Joe Denly is in front of Tim Paine in this instance

This isn’t specifically about Joe Denly. He’s just the example. It’s about being a young English cricketer and what you have to do to play for the national side. It’s also about Australia’s wicketkeeper, Tim Paine.

Paine and Denly are just starting their careers and have been opening the batting for their respective nations in the one-day series between England and Australia. Paine hit one hundred and one fifty in seven innings. Denly hit two fifties in five innings.

Honours pretty much even – Paine perhaps slightly ahead – but it shouldn’t really be like that. Paine is a wicketkeeper primarily and arguably Australia’s fourth choice in that position. Denly is a specialist batsman and has been identified as a key player for the future.

How to get noticed

How do young cricketers make themselves known? They do it through consistent, solid performance, don’t they?

Do they balls. Not in England anyway.

There are 18 first-class counties playing every week, so there are about a hundred batsmen fighting for column inches in newspapers that have half a page at most devoted to county cricket. One 95-ball hundred on a flat track is far more likely to get you a mention than three consecutive fifties on difficult pitches.

There’s always another chance

If you can make some noise by playing such an innings, then you’ve got to go for it. If you fail, it doesn’t matter because there’s always the next match. This season, Joe Denly’s Kent side will have played 16 first-class matches, eight 50-over matches, 12 Twenty20 matches and eight 40-over matches.

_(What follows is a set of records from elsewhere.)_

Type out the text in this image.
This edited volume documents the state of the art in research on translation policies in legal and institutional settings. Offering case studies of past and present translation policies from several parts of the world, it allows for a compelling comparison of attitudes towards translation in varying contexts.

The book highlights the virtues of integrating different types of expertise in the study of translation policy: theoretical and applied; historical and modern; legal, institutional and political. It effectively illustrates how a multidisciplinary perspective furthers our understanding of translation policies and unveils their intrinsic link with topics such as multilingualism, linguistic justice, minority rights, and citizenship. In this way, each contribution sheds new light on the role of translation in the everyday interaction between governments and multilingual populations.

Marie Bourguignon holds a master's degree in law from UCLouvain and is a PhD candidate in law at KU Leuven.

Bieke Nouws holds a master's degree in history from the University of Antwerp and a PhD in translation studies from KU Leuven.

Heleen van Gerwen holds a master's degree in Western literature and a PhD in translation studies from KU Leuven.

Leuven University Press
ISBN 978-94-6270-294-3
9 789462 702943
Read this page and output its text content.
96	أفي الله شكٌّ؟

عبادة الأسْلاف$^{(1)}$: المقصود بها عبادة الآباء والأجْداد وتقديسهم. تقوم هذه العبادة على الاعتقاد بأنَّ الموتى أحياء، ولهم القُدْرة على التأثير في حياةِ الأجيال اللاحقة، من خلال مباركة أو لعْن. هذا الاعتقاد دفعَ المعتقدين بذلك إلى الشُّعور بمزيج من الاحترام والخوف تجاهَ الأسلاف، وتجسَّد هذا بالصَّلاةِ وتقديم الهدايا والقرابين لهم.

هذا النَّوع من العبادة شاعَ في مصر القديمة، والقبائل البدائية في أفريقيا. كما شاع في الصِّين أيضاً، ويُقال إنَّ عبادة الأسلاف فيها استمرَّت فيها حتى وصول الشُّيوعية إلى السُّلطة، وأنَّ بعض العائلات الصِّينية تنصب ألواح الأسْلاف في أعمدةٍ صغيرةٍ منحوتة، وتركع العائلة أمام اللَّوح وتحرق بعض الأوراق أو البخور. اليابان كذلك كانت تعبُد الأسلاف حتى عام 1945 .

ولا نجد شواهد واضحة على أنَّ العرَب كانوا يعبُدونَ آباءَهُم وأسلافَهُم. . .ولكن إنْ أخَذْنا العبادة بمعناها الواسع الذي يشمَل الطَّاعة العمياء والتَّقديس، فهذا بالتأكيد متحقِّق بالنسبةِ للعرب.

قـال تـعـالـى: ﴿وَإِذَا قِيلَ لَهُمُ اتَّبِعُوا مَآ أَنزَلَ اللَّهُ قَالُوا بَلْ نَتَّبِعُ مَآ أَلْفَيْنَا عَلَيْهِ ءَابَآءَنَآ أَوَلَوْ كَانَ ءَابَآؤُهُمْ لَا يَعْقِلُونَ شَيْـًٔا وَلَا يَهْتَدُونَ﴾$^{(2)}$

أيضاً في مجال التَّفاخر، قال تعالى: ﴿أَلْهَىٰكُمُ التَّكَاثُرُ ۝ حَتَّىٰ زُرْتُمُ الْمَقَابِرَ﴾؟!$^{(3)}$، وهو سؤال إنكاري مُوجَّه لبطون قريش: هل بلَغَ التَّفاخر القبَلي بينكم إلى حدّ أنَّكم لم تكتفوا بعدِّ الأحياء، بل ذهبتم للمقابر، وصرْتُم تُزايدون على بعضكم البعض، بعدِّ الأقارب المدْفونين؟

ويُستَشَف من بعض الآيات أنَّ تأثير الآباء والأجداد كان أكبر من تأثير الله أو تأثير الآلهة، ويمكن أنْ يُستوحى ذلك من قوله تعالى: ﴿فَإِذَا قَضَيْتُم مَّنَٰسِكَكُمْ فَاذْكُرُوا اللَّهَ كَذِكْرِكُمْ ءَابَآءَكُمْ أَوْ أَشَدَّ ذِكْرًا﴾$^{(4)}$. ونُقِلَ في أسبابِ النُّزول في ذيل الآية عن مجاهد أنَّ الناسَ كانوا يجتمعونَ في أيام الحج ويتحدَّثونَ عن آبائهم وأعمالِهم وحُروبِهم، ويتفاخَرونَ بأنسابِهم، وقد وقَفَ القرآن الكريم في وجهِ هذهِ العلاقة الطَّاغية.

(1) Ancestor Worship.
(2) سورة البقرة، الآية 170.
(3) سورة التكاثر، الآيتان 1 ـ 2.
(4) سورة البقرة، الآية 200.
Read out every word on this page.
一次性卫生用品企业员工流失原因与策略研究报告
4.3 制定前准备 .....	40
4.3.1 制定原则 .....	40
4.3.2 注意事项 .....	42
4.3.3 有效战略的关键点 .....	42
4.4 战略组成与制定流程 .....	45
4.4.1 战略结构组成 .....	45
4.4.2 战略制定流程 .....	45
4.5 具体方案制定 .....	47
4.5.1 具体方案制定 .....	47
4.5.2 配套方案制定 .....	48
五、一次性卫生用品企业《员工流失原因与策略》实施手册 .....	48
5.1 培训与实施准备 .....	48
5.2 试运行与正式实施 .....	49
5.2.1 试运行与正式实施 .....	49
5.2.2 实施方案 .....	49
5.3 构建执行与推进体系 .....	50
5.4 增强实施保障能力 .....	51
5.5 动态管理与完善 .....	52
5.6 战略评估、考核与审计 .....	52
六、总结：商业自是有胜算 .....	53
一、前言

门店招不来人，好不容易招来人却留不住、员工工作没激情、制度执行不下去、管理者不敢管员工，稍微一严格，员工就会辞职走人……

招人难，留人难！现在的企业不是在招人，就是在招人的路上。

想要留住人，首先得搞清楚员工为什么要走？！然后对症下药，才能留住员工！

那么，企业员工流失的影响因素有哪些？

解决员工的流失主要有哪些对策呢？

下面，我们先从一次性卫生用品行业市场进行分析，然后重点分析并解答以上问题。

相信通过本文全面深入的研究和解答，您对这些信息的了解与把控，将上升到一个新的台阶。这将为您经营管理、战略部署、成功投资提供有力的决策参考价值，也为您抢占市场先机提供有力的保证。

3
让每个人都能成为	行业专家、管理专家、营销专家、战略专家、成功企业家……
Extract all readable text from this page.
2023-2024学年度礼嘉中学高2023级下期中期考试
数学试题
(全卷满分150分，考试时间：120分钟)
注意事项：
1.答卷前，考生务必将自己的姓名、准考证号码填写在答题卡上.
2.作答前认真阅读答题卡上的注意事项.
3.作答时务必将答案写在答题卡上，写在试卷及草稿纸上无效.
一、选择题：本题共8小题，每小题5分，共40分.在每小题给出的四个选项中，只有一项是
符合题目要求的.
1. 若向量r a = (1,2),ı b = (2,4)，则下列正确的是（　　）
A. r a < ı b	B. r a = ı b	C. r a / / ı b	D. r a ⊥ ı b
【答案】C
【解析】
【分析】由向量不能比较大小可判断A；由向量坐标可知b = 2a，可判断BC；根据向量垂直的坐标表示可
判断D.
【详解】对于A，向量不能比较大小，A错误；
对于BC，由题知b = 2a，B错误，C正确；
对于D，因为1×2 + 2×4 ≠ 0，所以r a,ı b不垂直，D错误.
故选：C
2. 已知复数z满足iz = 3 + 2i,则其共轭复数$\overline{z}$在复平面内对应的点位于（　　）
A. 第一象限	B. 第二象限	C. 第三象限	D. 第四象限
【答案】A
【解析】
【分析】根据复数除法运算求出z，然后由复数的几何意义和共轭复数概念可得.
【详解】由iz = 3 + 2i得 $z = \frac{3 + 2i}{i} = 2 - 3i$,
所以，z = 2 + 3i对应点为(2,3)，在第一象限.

In contrast, Paine’s side, Tasmania, have 10 first-class matches, 10 50-over matches and five Twenty20 matches next season. There isn’t always another chance for Paine and even if there were, he doesn’t need to make a name for himself in the same way as Denly. There are only six first-class sides in Australia, so you don’t need occasional exceptional performances to get noticed. Consistency is noted.

So our two points, which are closely linked, are:

  1. A high volume of domestic cricket on any given day encourages batsmen to go for broke in a bid for attention
  2. A high frequency of matches encourages a ‘there’s always next time’ mentality

Neither makes for good preparation for international cricket.